Okay, this last trip was something a bit new for me and Sara. We had never been sub-Saharan before so we leaped at the opportunity. Somehow the Association of International Schools in Africa got my name and their director contacted me about presenting at their annual conference. Of course I accepted, on one condition, that Sara was included.
This was a bit of a role reversal. Since Sara is the one with all the kids’ publications under her belt and it was she who introduced me into the education world a dozen years ago it is usually the other way around. A conference calls for her or more commonly nowadays both of us, and I come along as part of the deal. So I have not let it go unnoticed by her that I was the original contact on this one. Gotta take those small victories. Well in any case we both won on this one. We’ve been working the international school system for over a decade now, but mostly in SE Asia so when the prospect of visiting a new continent was raised, we swan-dived into the prospect.

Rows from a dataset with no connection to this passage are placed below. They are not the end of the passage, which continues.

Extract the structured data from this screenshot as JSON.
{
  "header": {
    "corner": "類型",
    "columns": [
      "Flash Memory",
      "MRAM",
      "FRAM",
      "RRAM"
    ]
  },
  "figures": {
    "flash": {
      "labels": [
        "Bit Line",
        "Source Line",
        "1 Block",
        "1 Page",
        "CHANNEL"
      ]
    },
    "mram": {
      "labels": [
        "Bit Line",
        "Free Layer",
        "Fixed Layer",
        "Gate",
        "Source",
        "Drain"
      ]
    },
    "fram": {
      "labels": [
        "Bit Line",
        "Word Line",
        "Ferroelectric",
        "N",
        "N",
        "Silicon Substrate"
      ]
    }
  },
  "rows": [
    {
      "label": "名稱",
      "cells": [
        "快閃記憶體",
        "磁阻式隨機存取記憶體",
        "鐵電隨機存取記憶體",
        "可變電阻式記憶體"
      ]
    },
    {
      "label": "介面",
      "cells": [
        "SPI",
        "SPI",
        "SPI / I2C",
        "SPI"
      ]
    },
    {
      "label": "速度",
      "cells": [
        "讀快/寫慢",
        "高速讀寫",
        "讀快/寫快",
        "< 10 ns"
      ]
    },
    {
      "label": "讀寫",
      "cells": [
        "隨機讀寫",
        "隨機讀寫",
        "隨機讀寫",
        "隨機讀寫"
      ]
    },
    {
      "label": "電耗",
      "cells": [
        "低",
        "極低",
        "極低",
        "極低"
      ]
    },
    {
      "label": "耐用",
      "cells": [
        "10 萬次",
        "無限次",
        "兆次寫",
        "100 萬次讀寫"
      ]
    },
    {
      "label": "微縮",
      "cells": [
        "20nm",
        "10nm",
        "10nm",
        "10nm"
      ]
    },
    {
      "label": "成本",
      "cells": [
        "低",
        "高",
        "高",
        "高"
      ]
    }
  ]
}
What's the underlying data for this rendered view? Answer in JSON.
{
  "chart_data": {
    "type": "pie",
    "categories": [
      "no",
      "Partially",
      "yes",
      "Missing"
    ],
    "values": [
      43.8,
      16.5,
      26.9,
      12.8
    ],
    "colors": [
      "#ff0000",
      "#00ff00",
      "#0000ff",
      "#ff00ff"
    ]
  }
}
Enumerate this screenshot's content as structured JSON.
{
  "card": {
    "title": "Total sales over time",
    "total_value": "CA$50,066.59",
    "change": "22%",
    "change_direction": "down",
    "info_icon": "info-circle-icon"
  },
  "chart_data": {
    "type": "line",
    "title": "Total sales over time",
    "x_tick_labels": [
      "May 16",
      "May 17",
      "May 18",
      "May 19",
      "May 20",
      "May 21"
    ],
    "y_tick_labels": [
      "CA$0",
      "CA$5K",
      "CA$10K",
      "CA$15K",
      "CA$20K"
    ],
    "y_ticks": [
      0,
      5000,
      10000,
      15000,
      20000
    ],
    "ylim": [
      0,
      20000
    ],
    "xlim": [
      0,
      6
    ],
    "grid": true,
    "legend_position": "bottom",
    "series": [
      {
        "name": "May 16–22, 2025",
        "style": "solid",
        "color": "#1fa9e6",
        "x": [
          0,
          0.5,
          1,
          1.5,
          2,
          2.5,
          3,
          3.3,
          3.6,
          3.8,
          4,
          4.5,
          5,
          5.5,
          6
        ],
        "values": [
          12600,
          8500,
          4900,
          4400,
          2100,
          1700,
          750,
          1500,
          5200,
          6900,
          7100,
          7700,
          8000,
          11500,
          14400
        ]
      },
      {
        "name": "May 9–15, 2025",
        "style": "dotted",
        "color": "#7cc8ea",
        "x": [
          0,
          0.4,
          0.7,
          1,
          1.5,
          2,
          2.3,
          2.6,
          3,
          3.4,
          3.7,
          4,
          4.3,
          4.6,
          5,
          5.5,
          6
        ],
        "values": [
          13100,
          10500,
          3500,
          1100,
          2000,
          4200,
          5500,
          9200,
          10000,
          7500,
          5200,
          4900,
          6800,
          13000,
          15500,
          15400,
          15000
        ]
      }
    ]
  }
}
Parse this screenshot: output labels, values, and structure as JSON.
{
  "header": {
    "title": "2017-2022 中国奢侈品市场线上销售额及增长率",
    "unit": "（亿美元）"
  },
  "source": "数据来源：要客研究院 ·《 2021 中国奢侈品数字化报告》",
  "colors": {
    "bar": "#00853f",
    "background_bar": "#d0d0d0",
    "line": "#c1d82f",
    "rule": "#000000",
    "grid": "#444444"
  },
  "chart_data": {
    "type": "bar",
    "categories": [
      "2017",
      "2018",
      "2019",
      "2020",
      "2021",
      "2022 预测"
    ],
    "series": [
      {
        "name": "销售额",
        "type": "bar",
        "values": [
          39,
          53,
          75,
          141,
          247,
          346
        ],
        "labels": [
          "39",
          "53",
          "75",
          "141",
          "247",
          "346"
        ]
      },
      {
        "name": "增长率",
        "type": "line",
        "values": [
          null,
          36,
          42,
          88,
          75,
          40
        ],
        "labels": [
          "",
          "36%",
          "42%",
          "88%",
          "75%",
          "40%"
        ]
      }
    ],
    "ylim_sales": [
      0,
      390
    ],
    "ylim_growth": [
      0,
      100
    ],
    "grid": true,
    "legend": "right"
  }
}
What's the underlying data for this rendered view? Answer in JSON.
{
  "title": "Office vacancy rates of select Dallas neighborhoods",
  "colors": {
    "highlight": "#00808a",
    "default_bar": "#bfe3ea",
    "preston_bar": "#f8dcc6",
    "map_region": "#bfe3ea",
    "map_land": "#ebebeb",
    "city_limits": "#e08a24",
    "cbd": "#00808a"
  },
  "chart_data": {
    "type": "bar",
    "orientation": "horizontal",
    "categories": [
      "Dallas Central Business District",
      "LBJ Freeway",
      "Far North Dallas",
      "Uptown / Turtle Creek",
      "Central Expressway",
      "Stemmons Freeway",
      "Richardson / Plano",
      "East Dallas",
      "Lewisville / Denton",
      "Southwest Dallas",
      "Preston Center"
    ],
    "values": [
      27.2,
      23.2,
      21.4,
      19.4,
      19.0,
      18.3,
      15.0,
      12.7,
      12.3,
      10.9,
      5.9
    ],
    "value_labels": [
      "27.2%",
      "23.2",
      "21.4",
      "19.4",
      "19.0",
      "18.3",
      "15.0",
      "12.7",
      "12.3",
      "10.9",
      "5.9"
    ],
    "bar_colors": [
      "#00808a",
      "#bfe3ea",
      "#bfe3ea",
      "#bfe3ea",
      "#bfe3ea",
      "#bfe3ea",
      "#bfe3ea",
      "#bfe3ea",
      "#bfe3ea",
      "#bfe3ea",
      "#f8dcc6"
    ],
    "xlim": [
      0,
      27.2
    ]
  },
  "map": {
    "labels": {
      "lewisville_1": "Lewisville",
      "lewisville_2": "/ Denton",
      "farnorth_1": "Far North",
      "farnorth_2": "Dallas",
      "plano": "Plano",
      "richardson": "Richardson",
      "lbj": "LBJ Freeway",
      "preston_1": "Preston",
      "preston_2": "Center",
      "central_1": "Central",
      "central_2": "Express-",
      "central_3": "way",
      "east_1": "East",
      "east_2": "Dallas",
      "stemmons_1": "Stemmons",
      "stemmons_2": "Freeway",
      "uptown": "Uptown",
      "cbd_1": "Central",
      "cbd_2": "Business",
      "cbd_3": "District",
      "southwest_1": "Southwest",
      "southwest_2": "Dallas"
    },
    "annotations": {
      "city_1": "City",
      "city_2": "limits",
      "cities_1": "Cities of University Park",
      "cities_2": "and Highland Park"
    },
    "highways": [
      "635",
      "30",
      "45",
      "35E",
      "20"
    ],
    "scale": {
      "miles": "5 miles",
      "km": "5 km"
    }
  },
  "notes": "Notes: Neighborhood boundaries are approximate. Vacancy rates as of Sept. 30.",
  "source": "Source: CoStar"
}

Thanks to the transience of the entrepreneurial population who make up the talent pool in international schools we have contacts all over the world now. As such we have a modus operandi when a new overseas request comes in. We send a warning shot over the bow of folks we know in that particular part of the globe to let folks know we are in the neighborhood. It was through the efforts of Rita a librarian in Abuja, Nigeria who we had met long ago in Vietnam and who Sara had worked with in Sumatra that our month long tour of the Dark Continent became a reality.
We told the director of the AISA conference our intention to tour about the continent before attending the conference and he tried to dissuade us – noting the difficulties of traversing the expanse which is Africa. He wanted us fresh for the conference – free of jetlag, parasites, stomach distress, lost luggage, and not sitting in some sauna impersonating airport lamenting missed connections instead of presenting a session on writing across the curriculum.
Of course we ignored him – of course he was right. Luckily for all of us we had plenty experience in unpredictable travel twists and our schedule was (just barely) flexible enough that we were able to make all our commitments.
One thing we learned on this journey – we love the Africa we have come to know. We love the changeability of all situations, the color, the heat, the people, and the food. When we landed in Lagos, Nigeria and were tossed into the tropical tumult that is the roiling olio of the airport immigration and its Kafkaesque musical chair routines of standing in this mass of humanity and then that and then back for inscrutable reason - I couldn’t stop smiling.
The night before we returned home Sara and I chatted with another consultant presenter at the conference, a New Zealander whose specialty was learning and brain science. I asked him what was the impulse in the Kiwi psyche that impelled his countrymen to jump off of high things with rubber bands attached to their ankles. It is after all the home of bungee jumping.
He said it was the desire to confront fear and to conquer it – to step up to that edge, lean forward and let go. I think travel in the developing world is very similar and the aspiration to do so is that stretchy cord looped around one’s ankles. There is nothing like that first jump into a new place, when experience has no bearing, that initial step off the ledge when you just wing it.
Thanks for the ride Africa – we’ll be back.